I’ve also spent this year following the unfolding scandals throughout the classical music world as part of the #MeToo movement. As it happens, I also took the time to read The Cleveland Orchestra Story by Donald Rosenberg. I’ve been around the music world long enough to know about the open secrets–my alma mater in Cincinnati finally dealt with one of those this year, and let me tell you that as an undergrad trombone major, I had heard the rumors about that particular predator and his students. So Levine, yes. That was a long time ago, but talking to people who were around then, it was pretty clear what he was up to, and you all enabled it. You all gave him his start and let down generations of young musicians–again, the future of our art form. It could have been nipped in the bud, but in the name of art and I-don’t-know-what-else, you let it go.
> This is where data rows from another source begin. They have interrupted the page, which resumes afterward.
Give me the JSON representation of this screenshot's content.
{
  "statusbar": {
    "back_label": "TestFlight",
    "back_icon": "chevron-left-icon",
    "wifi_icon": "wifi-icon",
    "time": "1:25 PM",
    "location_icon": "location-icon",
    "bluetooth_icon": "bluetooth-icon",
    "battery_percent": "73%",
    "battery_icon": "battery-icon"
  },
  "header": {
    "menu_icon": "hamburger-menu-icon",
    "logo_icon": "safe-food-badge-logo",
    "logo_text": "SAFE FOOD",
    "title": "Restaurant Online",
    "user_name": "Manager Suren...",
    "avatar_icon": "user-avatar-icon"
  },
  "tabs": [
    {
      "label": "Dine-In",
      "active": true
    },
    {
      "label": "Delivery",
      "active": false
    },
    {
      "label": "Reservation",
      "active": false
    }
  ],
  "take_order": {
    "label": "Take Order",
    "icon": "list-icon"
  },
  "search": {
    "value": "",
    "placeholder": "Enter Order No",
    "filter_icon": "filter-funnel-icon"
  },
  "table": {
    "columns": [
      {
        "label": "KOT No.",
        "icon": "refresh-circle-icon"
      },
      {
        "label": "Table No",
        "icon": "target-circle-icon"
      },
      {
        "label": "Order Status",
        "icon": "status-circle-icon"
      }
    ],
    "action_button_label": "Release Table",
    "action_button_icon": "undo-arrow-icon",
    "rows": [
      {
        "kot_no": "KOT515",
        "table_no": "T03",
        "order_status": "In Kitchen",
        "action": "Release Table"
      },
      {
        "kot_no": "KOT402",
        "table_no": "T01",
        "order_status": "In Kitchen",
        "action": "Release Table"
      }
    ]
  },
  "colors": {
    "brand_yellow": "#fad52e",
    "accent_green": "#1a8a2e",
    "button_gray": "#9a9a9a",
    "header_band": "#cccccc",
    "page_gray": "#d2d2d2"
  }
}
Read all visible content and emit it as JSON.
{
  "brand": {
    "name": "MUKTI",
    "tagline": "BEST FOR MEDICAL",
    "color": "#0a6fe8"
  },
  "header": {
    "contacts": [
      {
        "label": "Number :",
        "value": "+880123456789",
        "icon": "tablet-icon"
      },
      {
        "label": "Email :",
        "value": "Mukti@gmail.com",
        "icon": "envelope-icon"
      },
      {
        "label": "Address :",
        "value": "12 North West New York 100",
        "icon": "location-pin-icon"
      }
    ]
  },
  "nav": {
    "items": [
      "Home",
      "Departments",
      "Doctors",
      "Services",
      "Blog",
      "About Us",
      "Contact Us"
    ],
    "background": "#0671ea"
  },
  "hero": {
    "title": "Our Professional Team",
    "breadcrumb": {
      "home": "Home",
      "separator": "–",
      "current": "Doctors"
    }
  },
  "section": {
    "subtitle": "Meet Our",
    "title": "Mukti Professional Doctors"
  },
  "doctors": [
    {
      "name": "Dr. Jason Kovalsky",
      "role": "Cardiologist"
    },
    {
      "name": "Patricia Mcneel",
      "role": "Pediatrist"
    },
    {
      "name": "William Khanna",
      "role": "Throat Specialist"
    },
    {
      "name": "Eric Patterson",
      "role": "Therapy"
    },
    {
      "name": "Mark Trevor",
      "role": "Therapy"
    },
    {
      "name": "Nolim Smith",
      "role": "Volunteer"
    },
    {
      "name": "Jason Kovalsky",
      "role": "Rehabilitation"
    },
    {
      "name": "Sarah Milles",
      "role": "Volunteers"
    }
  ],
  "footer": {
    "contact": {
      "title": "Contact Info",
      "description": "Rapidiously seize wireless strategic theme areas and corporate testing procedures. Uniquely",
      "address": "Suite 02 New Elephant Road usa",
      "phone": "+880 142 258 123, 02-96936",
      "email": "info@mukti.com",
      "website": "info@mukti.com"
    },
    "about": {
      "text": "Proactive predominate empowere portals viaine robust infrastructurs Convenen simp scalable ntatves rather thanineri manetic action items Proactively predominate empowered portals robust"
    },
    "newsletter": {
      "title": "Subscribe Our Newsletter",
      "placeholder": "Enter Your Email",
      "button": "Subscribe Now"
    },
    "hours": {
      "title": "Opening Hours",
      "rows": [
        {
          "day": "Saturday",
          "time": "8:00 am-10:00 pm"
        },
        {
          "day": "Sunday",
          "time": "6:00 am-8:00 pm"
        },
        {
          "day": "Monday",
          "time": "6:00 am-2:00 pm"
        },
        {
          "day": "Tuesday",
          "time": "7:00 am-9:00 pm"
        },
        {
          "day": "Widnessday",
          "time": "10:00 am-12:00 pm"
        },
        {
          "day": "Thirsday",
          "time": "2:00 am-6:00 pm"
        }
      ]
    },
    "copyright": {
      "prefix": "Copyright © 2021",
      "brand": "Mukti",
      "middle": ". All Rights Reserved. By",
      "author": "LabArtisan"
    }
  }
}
It was before my time, though, so I can’t really understand the decisions, and most of the people who let it go on are long gone. But Preucil. A great player, and a great caretaker of the string section, of course, but you’ve been paying him nearly a million dollars a year to abuse his position and the power it gives him over young musicians. And it’s been more than a month now, and you’ve still only suspended him with pay. I know there’s a union agreement, and I know there’s due process, but come on. Have you seen the Google search results for “Cleveland Orchestra concertmaster?” This doesn’t look good, and people have certainly been fired for less, and you know what? He will be fine, because you have been paying him nearly a million dollars a year.

So, I’m not subscribing. That’s why.

I might come to a concert or two (John Adams and Jennifer Higdon are both high on my list; I actually wish I would have gone to Tristan last year, because how many opportunities do you get, honestly, but it wasn’t a convenient week for me). I will definitely check out some of the other great classical music going on in Cleveland that I have been missing because I’ve prioritized your concerts: Apollo’s Fire, No Exit, Quire Cleveland, Akron Symphony, Cleveland Chamber Symphony. Maybe I’ll take a trip to Pittsburgh and see what I’ve heard on the radio for many years with the Pittsburgh Symphony. Possibly some things at CIM, where the orchestra did a by-no-means-flawless, but exciting Ring without words last spring under Brett Mitchell, a Cleveland Orchestra alum who I really admire.

There are, of course, other fish in the sea.

I’ll be back. I can’t stay away, because when you have one of the world’s great orchestras playing 20 minutes from your house, what else can you do?  (I was stupid and never went to a Cavs game while LeBron was here, but basketball isn’t my career.) So keep sending the brochures and flyers, and I’ll keep telling my students to head on down (but I’ll tell them why I’m not), and we’ll see each other when we see each other. But just know–it’s not me, it’s you.